L’exploration de nouveaux sentiers technologiques est essentielle pour toutes les entreprises, tant elles constatent de nouveaux besoins et usages chez leurs clients. La création d’offres et de services innovants tout en améliorant la relation client est désormais au cœur de toutes les préoccupations. Mais utiliser les nouvelles techniques permet également de réduire les coûts et les délais de service. Pour la protection sociale, l’association avec des startups offre de l’agilité, de la réactivité, de nouveaux services et l’occasion de repenser les circuits internes.

Dans le contexte de vieillissement de la population et de l’augmentation des dépenses de santé, l’accompagnement du patient va être de plus en plus important. Ainsi la startup française Observia a pris conscience qu’améliorer l’observance permettrait de faire gagner 2 milliards d’Euros supplémentaires par an à l’Assurance maladie ce qui équivaut à 1 million d’hospitalisations supplémentaires et 8.000 décès liés au mauvais respect des traitements par les patients. Ainsi dans un monde où l’observance serait parfaite, la Sécurité sociale ne connaîtrait pas comme en 2016, un déficit global de 7,8 milliards d’euros. D’ailleurs bon nombre de startups veulent promouvoir le mieux vivre afin que les personnes restent en bonne santé le plus longtemps possible, ou qu’elles vivent mieux leur maladie. Dans ce contexte, Qalyo analyse la santé de chacun « selon les règles médicales établies par la Haute Autorité de Santé ».

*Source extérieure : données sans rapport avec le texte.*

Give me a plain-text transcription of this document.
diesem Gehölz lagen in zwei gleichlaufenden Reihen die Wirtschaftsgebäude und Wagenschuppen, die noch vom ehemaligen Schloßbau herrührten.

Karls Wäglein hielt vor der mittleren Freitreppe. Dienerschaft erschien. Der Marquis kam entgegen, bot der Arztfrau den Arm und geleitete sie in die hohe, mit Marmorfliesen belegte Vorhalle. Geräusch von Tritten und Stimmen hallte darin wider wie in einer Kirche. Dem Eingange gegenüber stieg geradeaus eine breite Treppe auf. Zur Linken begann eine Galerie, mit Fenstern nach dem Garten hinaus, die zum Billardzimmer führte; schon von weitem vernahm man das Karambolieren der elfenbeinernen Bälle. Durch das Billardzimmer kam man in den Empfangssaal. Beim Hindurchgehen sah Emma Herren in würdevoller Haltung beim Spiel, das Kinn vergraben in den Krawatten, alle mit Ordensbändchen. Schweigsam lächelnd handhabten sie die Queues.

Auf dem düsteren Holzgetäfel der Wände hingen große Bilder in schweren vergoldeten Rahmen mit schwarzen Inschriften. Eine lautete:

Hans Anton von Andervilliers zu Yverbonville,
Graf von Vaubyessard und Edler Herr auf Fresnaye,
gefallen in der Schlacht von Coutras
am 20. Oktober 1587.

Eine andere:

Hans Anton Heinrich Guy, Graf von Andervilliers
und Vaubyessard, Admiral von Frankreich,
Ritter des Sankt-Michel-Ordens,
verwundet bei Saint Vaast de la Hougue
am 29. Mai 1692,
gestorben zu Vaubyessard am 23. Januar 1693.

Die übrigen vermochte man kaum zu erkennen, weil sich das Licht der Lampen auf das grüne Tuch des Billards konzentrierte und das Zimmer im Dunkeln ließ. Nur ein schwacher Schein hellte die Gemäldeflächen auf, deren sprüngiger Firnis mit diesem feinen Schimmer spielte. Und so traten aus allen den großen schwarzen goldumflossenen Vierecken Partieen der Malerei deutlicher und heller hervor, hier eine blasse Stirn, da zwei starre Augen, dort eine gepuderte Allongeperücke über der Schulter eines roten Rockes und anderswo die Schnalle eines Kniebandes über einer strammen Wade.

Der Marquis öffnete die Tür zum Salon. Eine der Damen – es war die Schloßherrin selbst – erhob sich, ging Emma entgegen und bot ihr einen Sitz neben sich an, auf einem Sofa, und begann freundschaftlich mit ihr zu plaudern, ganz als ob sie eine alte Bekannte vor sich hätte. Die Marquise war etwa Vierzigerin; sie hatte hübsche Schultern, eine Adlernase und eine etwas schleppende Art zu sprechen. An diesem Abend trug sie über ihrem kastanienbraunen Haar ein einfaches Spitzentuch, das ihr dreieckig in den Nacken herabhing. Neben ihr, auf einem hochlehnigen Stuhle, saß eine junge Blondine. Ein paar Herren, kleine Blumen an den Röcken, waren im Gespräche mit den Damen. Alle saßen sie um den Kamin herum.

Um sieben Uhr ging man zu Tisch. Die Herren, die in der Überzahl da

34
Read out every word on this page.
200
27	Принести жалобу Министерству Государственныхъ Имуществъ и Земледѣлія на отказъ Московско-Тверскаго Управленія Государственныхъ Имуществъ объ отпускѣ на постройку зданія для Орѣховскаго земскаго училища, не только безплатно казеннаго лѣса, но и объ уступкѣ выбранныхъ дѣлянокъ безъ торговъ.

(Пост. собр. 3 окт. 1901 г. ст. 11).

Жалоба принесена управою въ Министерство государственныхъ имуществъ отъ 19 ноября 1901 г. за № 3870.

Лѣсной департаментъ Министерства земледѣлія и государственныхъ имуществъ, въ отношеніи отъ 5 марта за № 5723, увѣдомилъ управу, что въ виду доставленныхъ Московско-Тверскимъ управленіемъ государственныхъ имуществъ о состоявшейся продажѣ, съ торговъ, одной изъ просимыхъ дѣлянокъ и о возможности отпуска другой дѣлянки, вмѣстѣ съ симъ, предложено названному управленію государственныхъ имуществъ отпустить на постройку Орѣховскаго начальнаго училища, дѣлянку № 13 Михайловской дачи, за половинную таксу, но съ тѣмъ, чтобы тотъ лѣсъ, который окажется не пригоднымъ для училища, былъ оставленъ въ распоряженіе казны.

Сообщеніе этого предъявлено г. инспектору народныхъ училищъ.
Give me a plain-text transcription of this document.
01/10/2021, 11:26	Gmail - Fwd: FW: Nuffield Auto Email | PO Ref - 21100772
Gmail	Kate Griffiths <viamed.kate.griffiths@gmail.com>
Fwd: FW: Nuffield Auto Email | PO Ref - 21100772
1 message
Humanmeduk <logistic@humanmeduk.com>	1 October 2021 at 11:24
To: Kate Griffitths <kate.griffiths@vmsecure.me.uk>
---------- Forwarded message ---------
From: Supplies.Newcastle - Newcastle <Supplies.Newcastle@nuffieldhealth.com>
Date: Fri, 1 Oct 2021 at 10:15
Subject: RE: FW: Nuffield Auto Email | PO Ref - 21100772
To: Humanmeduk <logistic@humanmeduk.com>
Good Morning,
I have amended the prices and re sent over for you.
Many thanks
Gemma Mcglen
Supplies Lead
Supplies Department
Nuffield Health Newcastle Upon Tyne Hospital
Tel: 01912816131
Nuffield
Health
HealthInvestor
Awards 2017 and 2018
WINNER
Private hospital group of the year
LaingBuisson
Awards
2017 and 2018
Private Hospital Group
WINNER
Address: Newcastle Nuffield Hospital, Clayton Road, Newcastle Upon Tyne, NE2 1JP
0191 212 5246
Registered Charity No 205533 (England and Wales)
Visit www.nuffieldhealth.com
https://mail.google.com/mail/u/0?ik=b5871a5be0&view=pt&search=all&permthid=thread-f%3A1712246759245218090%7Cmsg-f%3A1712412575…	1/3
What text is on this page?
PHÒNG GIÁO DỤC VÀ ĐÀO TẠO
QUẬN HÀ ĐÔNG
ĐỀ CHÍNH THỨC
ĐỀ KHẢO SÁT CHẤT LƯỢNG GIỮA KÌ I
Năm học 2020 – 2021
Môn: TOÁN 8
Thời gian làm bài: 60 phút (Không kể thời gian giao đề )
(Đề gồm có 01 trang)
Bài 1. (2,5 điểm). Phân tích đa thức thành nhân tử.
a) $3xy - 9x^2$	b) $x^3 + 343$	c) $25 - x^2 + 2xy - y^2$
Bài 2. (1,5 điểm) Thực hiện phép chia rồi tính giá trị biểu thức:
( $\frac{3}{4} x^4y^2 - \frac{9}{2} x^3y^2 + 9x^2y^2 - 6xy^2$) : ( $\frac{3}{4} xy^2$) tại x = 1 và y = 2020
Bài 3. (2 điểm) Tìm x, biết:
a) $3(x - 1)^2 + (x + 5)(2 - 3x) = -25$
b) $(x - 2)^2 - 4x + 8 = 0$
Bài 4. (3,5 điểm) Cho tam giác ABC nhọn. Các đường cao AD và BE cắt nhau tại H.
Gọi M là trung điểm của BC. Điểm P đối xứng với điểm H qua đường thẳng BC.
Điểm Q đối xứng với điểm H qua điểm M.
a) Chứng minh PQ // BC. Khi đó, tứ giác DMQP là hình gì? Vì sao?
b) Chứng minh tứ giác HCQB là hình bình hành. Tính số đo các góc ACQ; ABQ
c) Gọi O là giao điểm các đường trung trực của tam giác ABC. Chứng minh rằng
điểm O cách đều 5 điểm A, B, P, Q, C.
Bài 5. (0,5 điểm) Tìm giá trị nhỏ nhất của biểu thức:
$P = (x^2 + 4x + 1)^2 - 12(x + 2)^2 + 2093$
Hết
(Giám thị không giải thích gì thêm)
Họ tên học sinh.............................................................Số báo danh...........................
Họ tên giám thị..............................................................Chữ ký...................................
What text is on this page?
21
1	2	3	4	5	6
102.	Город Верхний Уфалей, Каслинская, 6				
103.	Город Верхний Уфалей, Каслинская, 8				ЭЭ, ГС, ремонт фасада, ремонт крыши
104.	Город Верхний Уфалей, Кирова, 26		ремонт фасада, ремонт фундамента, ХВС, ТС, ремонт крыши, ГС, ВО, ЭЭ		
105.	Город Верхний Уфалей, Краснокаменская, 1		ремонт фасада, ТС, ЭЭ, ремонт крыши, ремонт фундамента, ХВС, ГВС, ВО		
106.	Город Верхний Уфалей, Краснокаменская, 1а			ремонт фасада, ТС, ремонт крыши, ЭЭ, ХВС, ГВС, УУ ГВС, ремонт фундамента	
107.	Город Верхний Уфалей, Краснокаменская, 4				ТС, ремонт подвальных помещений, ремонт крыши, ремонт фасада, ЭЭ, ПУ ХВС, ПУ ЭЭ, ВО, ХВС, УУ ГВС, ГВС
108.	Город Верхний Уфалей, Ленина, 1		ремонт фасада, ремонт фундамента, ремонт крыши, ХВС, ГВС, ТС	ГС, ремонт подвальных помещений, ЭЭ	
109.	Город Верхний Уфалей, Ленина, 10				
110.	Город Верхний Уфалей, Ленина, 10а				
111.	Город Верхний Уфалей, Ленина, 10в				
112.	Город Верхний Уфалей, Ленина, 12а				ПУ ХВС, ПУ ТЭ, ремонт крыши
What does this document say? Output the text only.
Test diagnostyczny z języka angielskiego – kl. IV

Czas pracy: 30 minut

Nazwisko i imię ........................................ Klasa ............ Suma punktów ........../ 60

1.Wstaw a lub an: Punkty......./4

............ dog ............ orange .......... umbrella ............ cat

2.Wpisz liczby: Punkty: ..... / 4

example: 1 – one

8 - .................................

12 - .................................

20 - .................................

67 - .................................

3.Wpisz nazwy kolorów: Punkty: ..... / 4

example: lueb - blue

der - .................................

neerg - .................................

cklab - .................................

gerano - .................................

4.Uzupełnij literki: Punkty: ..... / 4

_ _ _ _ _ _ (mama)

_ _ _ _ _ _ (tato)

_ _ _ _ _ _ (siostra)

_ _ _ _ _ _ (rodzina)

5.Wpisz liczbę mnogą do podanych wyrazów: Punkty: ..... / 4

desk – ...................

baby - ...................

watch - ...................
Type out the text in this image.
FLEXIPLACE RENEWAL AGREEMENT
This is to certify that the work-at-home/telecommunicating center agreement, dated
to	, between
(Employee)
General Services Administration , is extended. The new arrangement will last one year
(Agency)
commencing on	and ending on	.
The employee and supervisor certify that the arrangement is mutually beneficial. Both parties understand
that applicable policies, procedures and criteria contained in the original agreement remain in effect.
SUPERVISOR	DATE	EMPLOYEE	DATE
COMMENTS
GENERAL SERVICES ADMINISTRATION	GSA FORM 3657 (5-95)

D’autres applications développées par des startups améliorent et modernisent la santé au travail avec le suivi d’états de santé sur une tablette équipée de tests de repérage avancés et d’objets connectés, accompagnés d’un(e) infirmier(e). Cela permet à chaque collaborateur d’avoir accès à tout moment à ses données de santé et de bénéficier d’un suivi individuel plus personnalisé. Cela permet aussi au médecin du travail d’avoir accès à l’ensemble des données pour mieux cibler ses plans d’actions de prévention, en mesurer leur impact dans l’entreprise et échanger de façon constructive avec les DRH et les partenaires sociaux. Certaines startups d’ailleurs unissent leurs forces au sein du label Happy Tech, qui vise à fédérer et à promouvoir les innovations pour lutter contre le mal-être au travail, cause de nombreux burn-out et/ou dépressions qui participent significativement aux déséquilibres financiers du régime des arrêts de travail.

Les startups permettent aussi d’accéder plus simplement à des régimes de protection sociale en misant sur la simplicité de la souscription et l’immédiateté de la relation client. En quelques minutes, en ligne, des startups permettent aux entreprises de souscrire santé et prévoyance pour tous leurs collaborateurs, ou bien de répondre instantanément grâce à des chatbots, 7 jours  sur 7, à des questions spécifiques sur la complémentaire santé, la prévoyance, la retraite,… .

D’autres startups comme Wemind, proposent aux freelance, population avec une protection sociale limitée, en cas d’accident ou d’arrêt maladie, un package de services comparable à ce dont bénéficient les salariés d’une grande entreprise.

La grande force des startups réside dans leur capacité à sortir du cadre « classique » et de délivrer des services utiles pour tous. Les entreprises, dans tous les secteurs d’activité, doivent conclure des partenariats avec des startups pour de multiples raisons, en particulier pour : renforcer et enrichir un savoir-faire métier, dynamiser les modes de travail et les processus internes, développer des services innovants et contribuer à leur développement.